How this skill works

The skill inspects common observability needs and supplies concrete implementations: structured-logging middleware, Prometheus metrics collectors and buckets, and OpenTelemetry tracing setup with sampling strategies. It also includes alerting rule templates, health-check endpoints, and dashboard guidance (Golden Signals, SLOs/SLIs). Templates and checklists make it straightforward to add correlation IDs, reduce cardinality, and tune alerts for low noise.

When to use it

  • Adding request/response logging and correlation IDs across services
  • Instrumenting latency, error rate, and throughput using RED metrics
  • Setting up distributed tracing for cross-service request flow and root-cause analysis
  • Creating Prometheus alerts and Grafana dashboards for on-call teams
  • Implementing health checks and readiness probes for Kubernetes deployments

Best practices

  • Use structured JSON logs and include correlation IDs to link logs, traces, and metrics
  • Instrument Rate, Errors, and Duration (RED) plus key business metrics like cache hit rate and LLM token usage
  • Manage label cardinality—don’t use unbounded values (user IDs, request IDs) as metric labels
  • Apply head- and tail-based trace sampling: keep all error traces, sample normal traffic
  • Define clear alert severities, group related alerts, and link runbooks to reduce alert fatigue

Example use cases

  • Add a Winston or Pino JSON logger with request middleware and correlation-id propagation
  • Expose Prometheus counters, histograms, and gauges for HTTP, DB, and cache metrics with recommended buckets
  • Enable OpenTelemetry auto-instrumentation and create manual spans around critical business operations
  • Create Prometheus alerting rules: ServiceDown, HighErrorRate, HighLatency, LowCacheHitRate
  • Build Grafana dashboards: service overview, error analysis, performance (p95/p99) and SLO dashboards

FAQ

Which metric types should I use for latency?

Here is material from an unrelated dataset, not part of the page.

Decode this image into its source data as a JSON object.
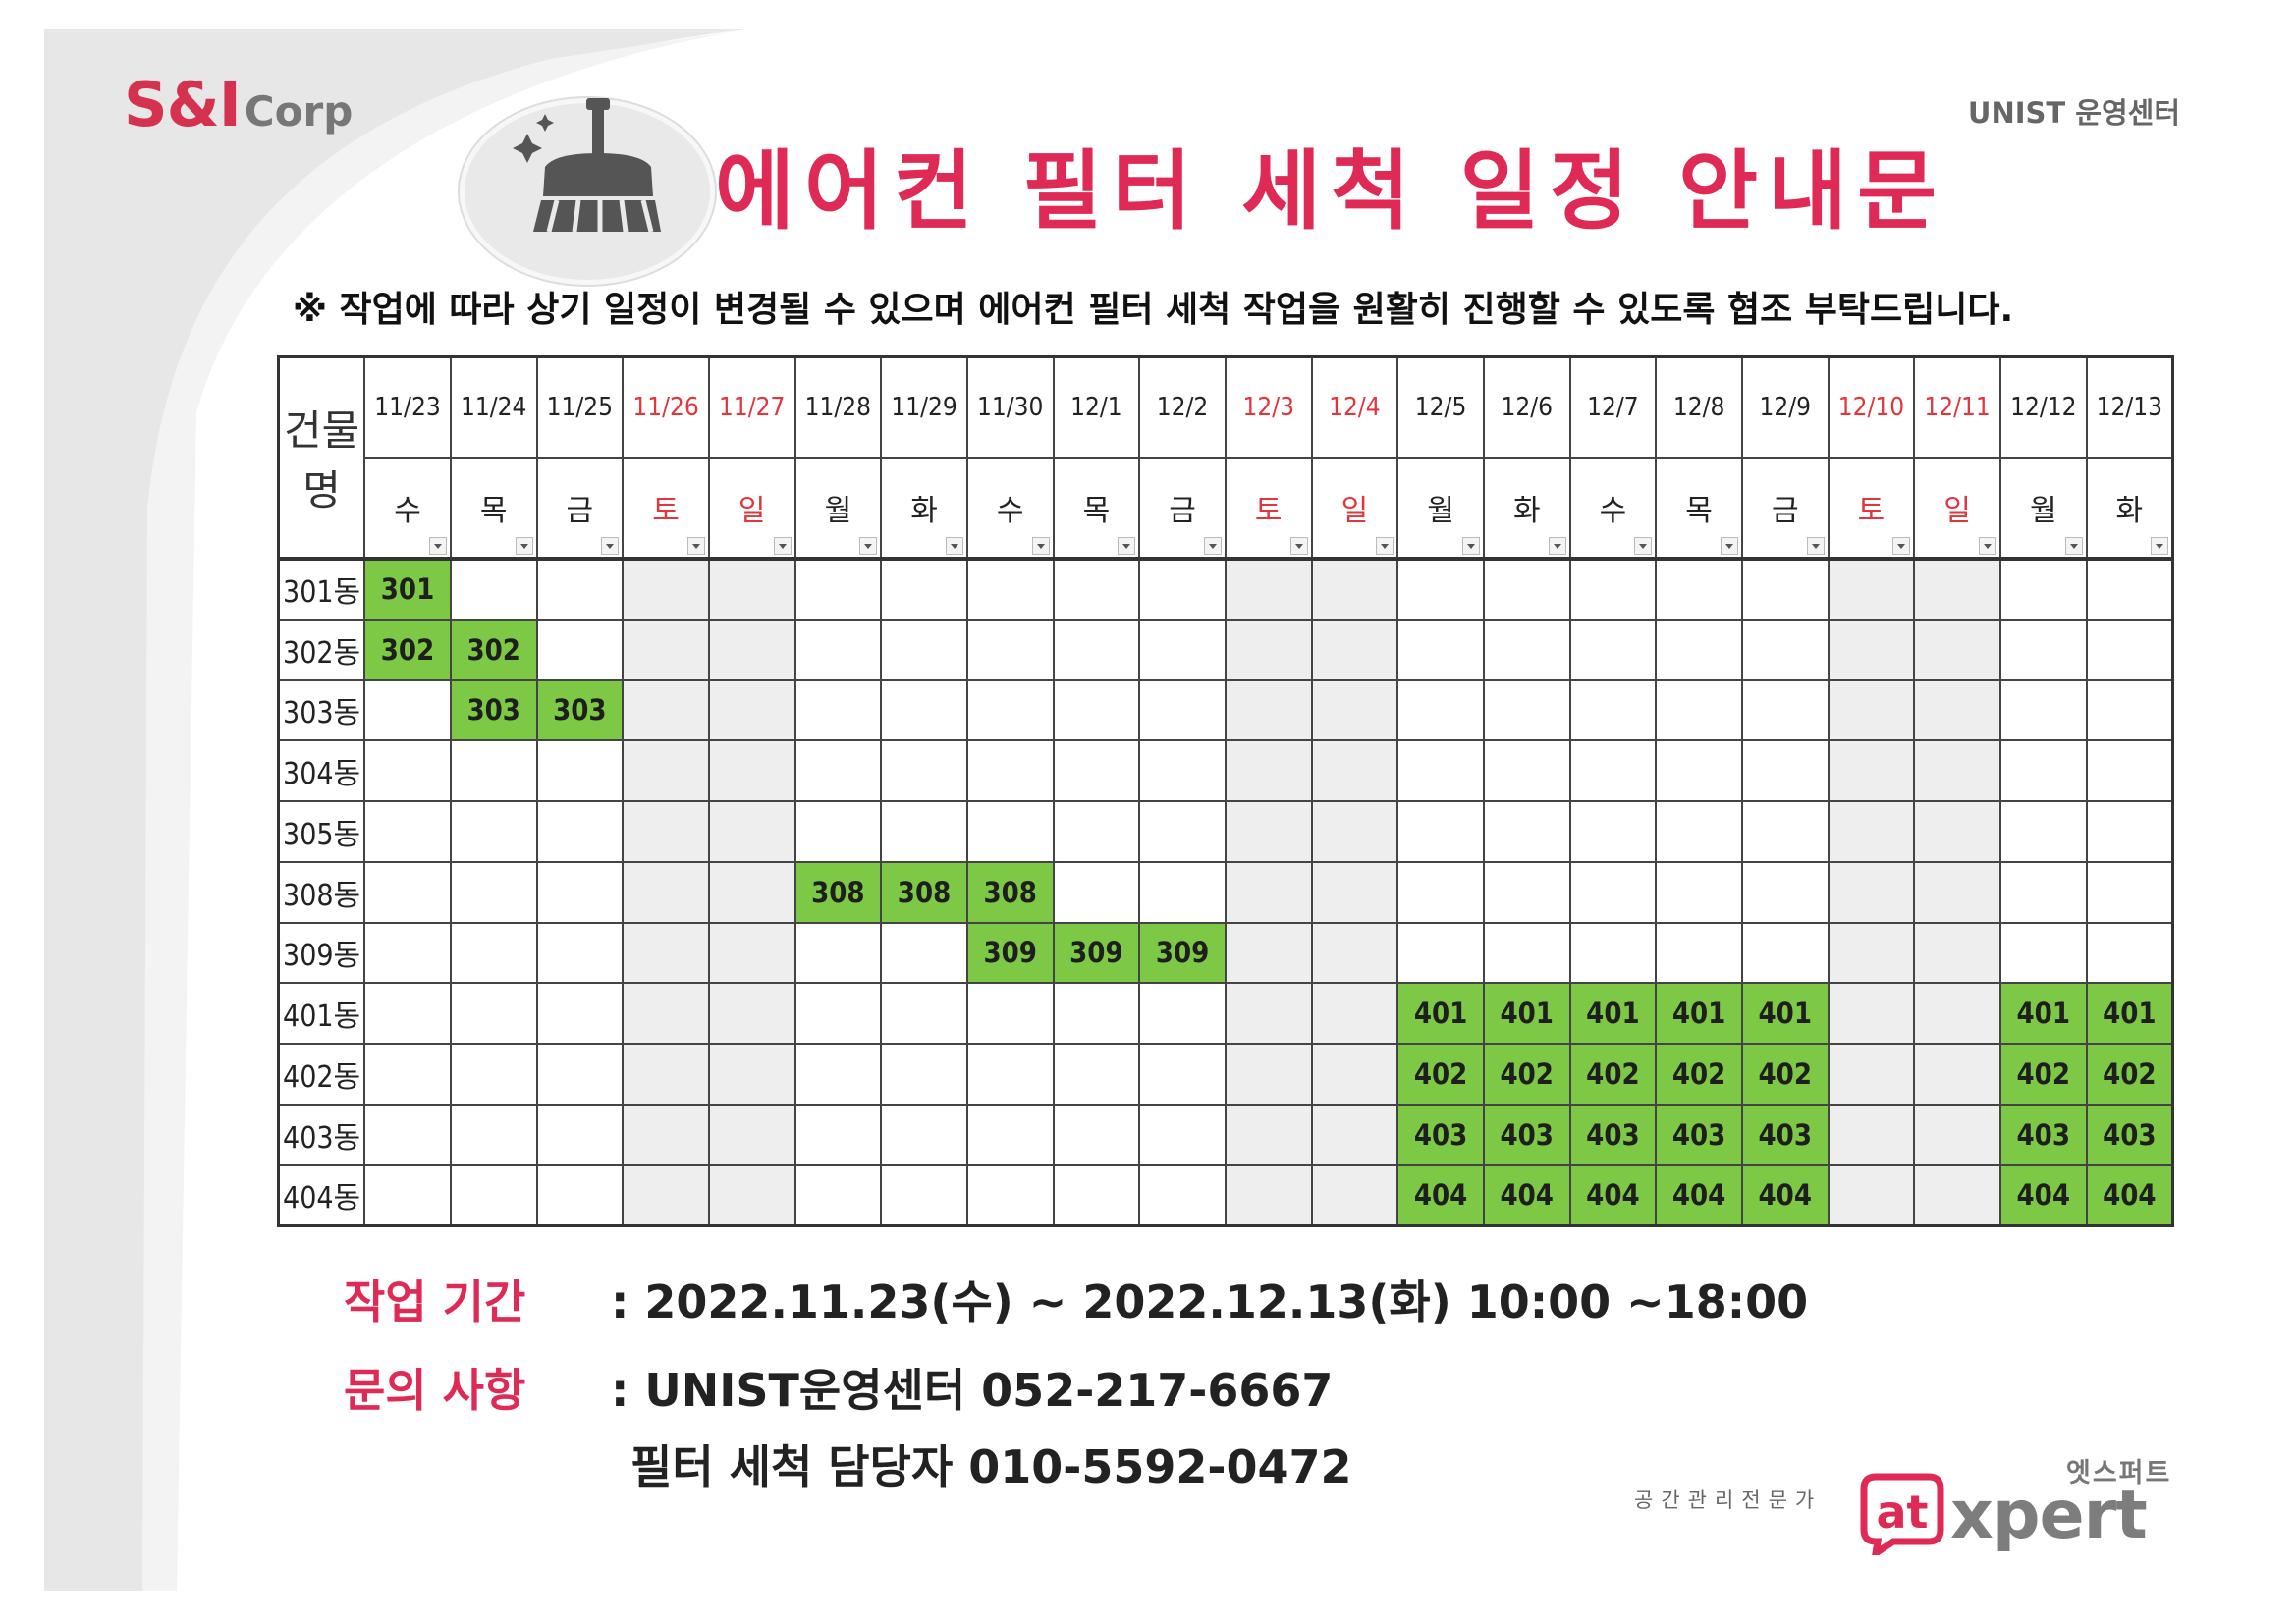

Use histograms for latency to get bucketed distributions; summaries can be used for client-side quantiles but are less flexible for aggregation.

How do I avoid metric cardinality explosions?

Never use high-cardinality identifiers as labels; aggregate where possible, limit label values, and use recording rules to precompute heavy queries.

How should I tune alert noise?

Start with conservative thresholds, group related alerts, add inhibition rules, and iterate using on-call feedback and error budgets.